China Wants Foreigner Free Tibet For July
Radio Free Asia is reporting that the Chinese government has planned a large (and politically sensitive) celebration to honor both anniversaries. The Dalai Lama, whose July 6 birthday brings added foreign scrutiny on the Chinese treatment of Tibetan dissidents, is probably not waiting by his mailbox in Dharamsala for his invitation.
The summer travel ban, which comes after a similar lockout in March during the 52nd anniversary of a Tibetan national uprising, neatly illustrates the paradox of China's tourism aspirations: Beijing wants a steady stream of foreigners coming to "the roof of the world," but is uncomfortable with them actually being there.

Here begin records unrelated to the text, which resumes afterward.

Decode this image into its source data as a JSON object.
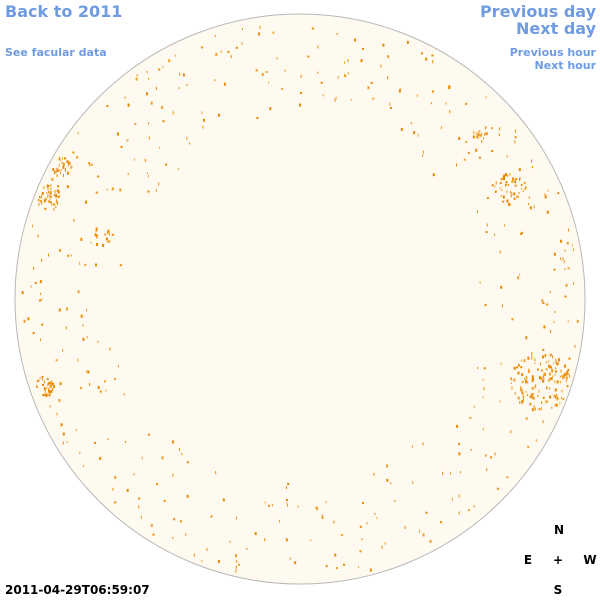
{
  "header": {
    "back_link": "Back to 2011",
    "facular_link": "See facular data",
    "prev_day": "Previous day",
    "next_day": "Next day",
    "prev_hour": "Previous hour",
    "next_hour": "Next hour"
  },
  "compass": {
    "north": "N",
    "east": "E",
    "center": "+",
    "west": "W",
    "south": "S"
  },
  "timestamp": "2011-04-29T06:59:07"
}
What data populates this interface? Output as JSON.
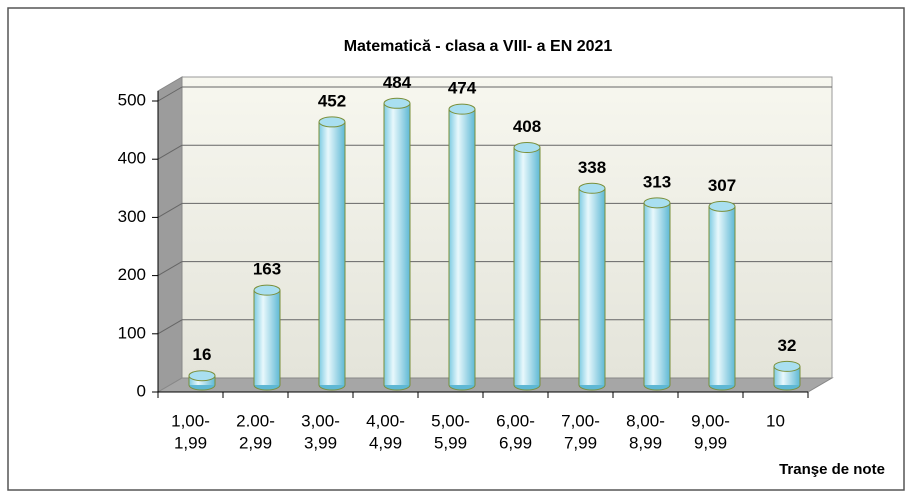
{
  "chart_data": {
    "type": "bar",
    "title": "Matematică - clasa a VIII- a  EN 2021",
    "x_label": "Tranşe de note",
    "categories": [
      [
        "1,00-",
        "1,99"
      ],
      [
        "2.00-",
        "2,99"
      ],
      [
        "3,00-",
        "3,99"
      ],
      [
        "4,00-",
        "4,99"
      ],
      [
        "5,00-",
        "5,99"
      ],
      [
        "6,00-",
        "6,99"
      ],
      [
        "7,00-",
        "7,99"
      ],
      [
        "8,00-",
        "8,99"
      ],
      [
        "9,00-",
        "9,99"
      ],
      [
        "10"
      ]
    ],
    "values": [
      16,
      163,
      452,
      484,
      474,
      408,
      338,
      313,
      307,
      32
    ],
    "color": "#a9dff0",
    "ylim": [
      0,
      500
    ],
    "yticks": [
      0,
      100,
      200,
      300,
      400,
      500
    ],
    "grid": true
  }
}
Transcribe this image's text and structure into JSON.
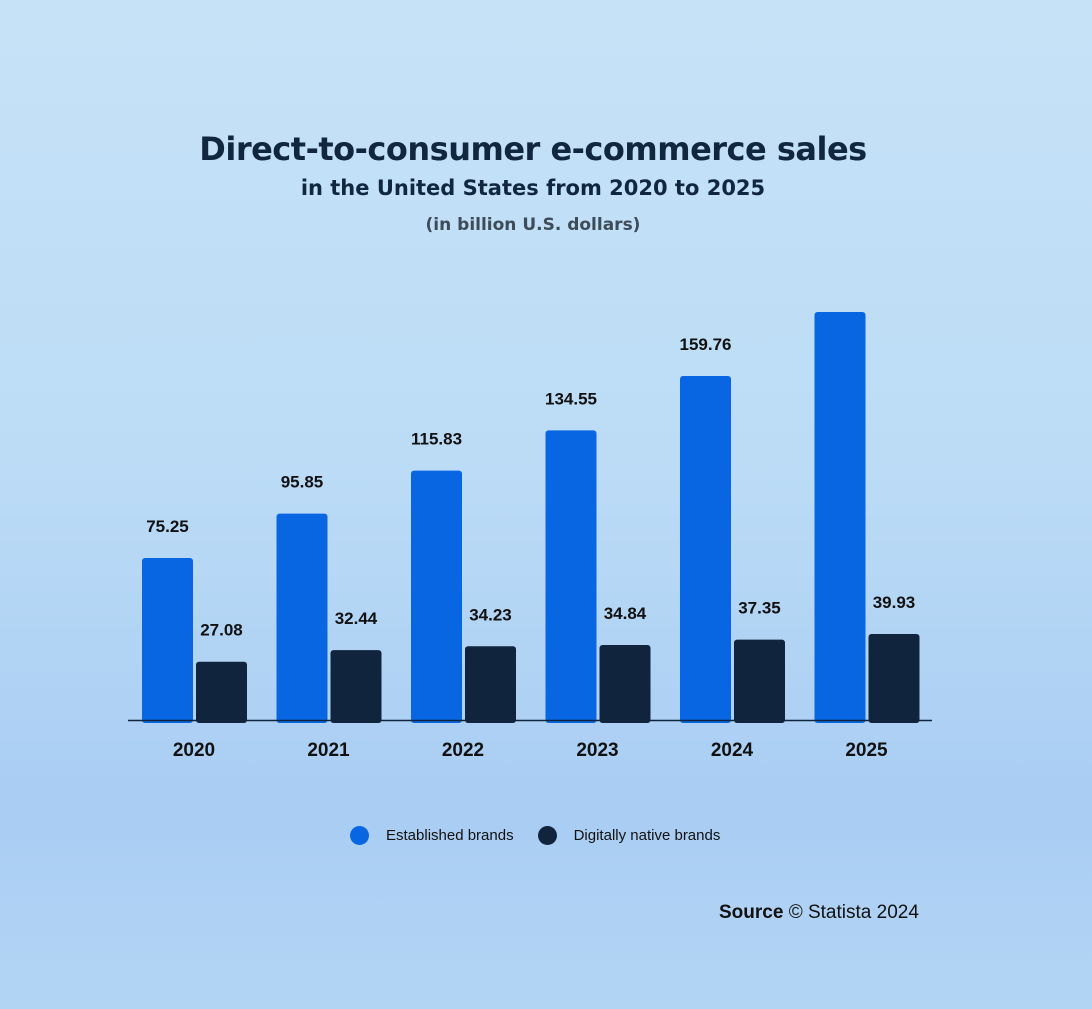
{
  "title": "Direct-to-consumer e-commerce sales",
  "subtitle": "in the United States from 2020 to 2025",
  "unit_note": "(in billion U.S. dollars)",
  "source": {
    "label": "Source",
    "text": "© Statista 2024"
  },
  "colors": {
    "established": "#0866e3",
    "digital": "#11243d"
  },
  "chart_data": {
    "type": "bar",
    "categories": [
      "2020",
      "2021",
      "2022",
      "2023",
      "2024",
      "2025"
    ],
    "series": [
      {
        "name": "Established brands",
        "values": [
          75.25,
          95.85,
          115.83,
          134.55,
          159.76,
          189.5
        ],
        "labels": [
          "75.25",
          "95.85",
          "115.83",
          "134.55",
          "159.76",
          null
        ]
      },
      {
        "name": "Digitally native brands",
        "values": [
          27.08,
          32.44,
          34.23,
          34.84,
          37.35,
          39.93
        ],
        "labels": [
          "27.08",
          "32.44",
          "34.23",
          "34.84",
          "37.35",
          "39.93"
        ]
      }
    ],
    "legend": "bottom",
    "grid": false,
    "ylim": [
      0,
      200
    ]
  }
}
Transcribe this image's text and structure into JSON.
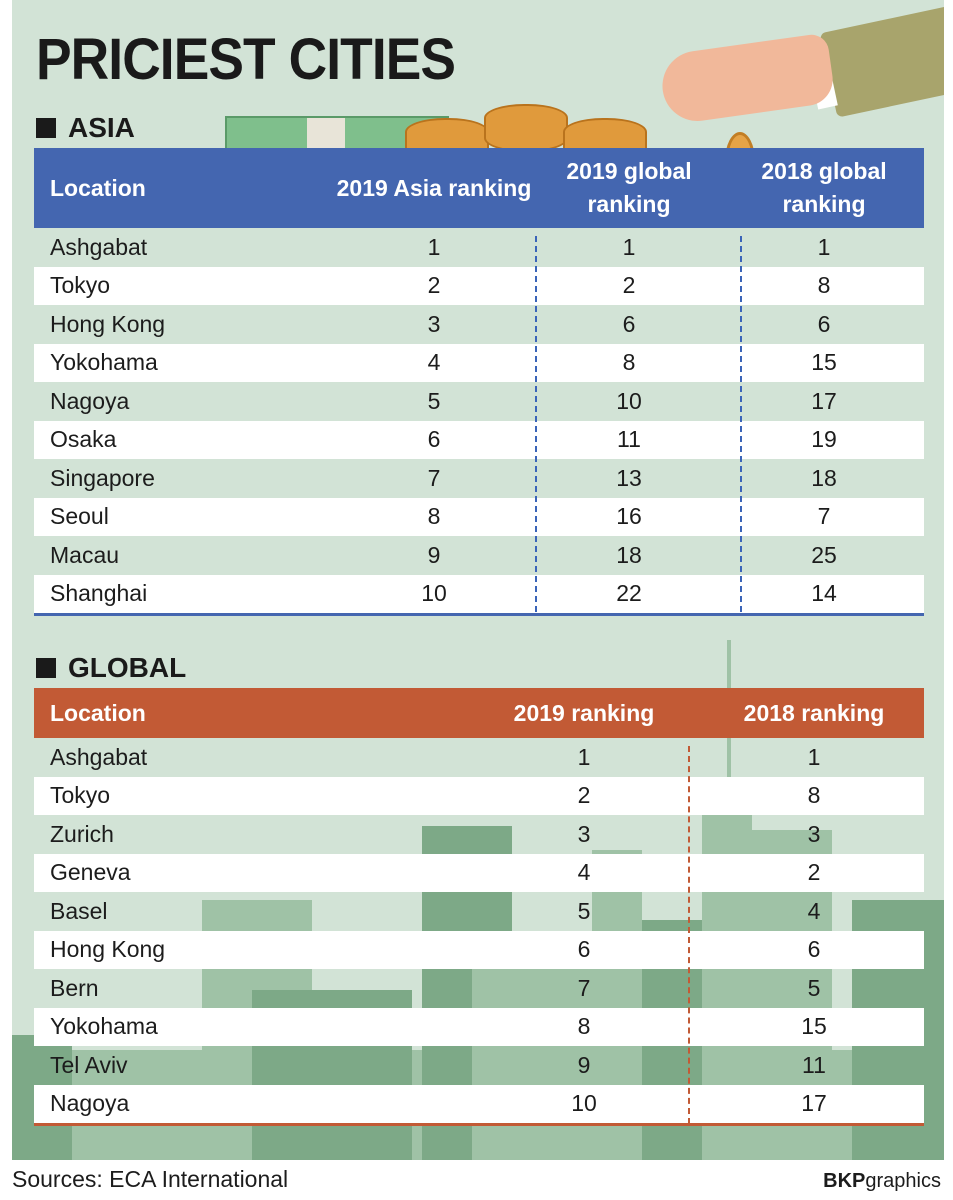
{
  "title": "PRICIEST CITIES",
  "asia": {
    "section_label": "ASIA",
    "headers": [
      "Location",
      "2019 Asia ranking",
      "2019 global ranking",
      "2018 global ranking"
    ],
    "rows": [
      [
        "Ashgabat",
        "1",
        "1",
        "1"
      ],
      [
        "Tokyo",
        "2",
        "2",
        "8"
      ],
      [
        "Hong Kong",
        "3",
        "6",
        "6"
      ],
      [
        "Yokohama",
        "4",
        "8",
        "15"
      ],
      [
        "Nagoya",
        "5",
        "10",
        "17"
      ],
      [
        "Osaka",
        "6",
        "11",
        "19"
      ],
      [
        "Singapore",
        "7",
        "13",
        "18"
      ],
      [
        "Seoul",
        "8",
        "16",
        "7"
      ],
      [
        "Macau",
        "9",
        "18",
        "25"
      ],
      [
        "Shanghai",
        "10",
        "22",
        "14"
      ]
    ]
  },
  "global": {
    "section_label": "GLOBAL",
    "headers": [
      "Location",
      "2019 ranking",
      "2018 ranking"
    ],
    "rows": [
      [
        "Ashgabat",
        "1",
        "1"
      ],
      [
        "Tokyo",
        "2",
        "8"
      ],
      [
        "Zurich",
        "3",
        "3"
      ],
      [
        "Geneva",
        "4",
        "2"
      ],
      [
        "Basel",
        "5",
        "4"
      ],
      [
        "Hong Kong",
        "6",
        "6"
      ],
      [
        "Bern",
        "7",
        "5"
      ],
      [
        "Yokohama",
        "8",
        "15"
      ],
      [
        "Tel Aviv",
        "9",
        "11"
      ],
      [
        "Nagoya",
        "10",
        "17"
      ]
    ]
  },
  "footer": {
    "source": "Sources: ECA International",
    "brand_bold": "BKP",
    "brand_rest": "graphics"
  },
  "colors": {
    "background": "#d2e3d6",
    "asia_header": "#4466b0",
    "global_header": "#c25a35"
  }
}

A notification explaining that "Foreigners traveling in China must abide by Chinese law and must not endanger the national security of China, harm its Public interests, disturb the Public order, or engage in any other activities incompatible with tourists status," hangs in almost every hotel room in Lhasa.
In late May, Chinese officials loudly trumpeted the opening of the first five star hotel in Tibet, the St. Regis Lhasa Resort, but the five super luxury hotels that are supposed to open within the next four years may frequently only be open to affluent Chinese tourists.
How much foreign currency Beijing will forego by banning travel is still unclear as many foreign travelers scrupulously follow the Free Tibet campaign's strategies for avoiding subsidizing the Chinese presence in the Tibet.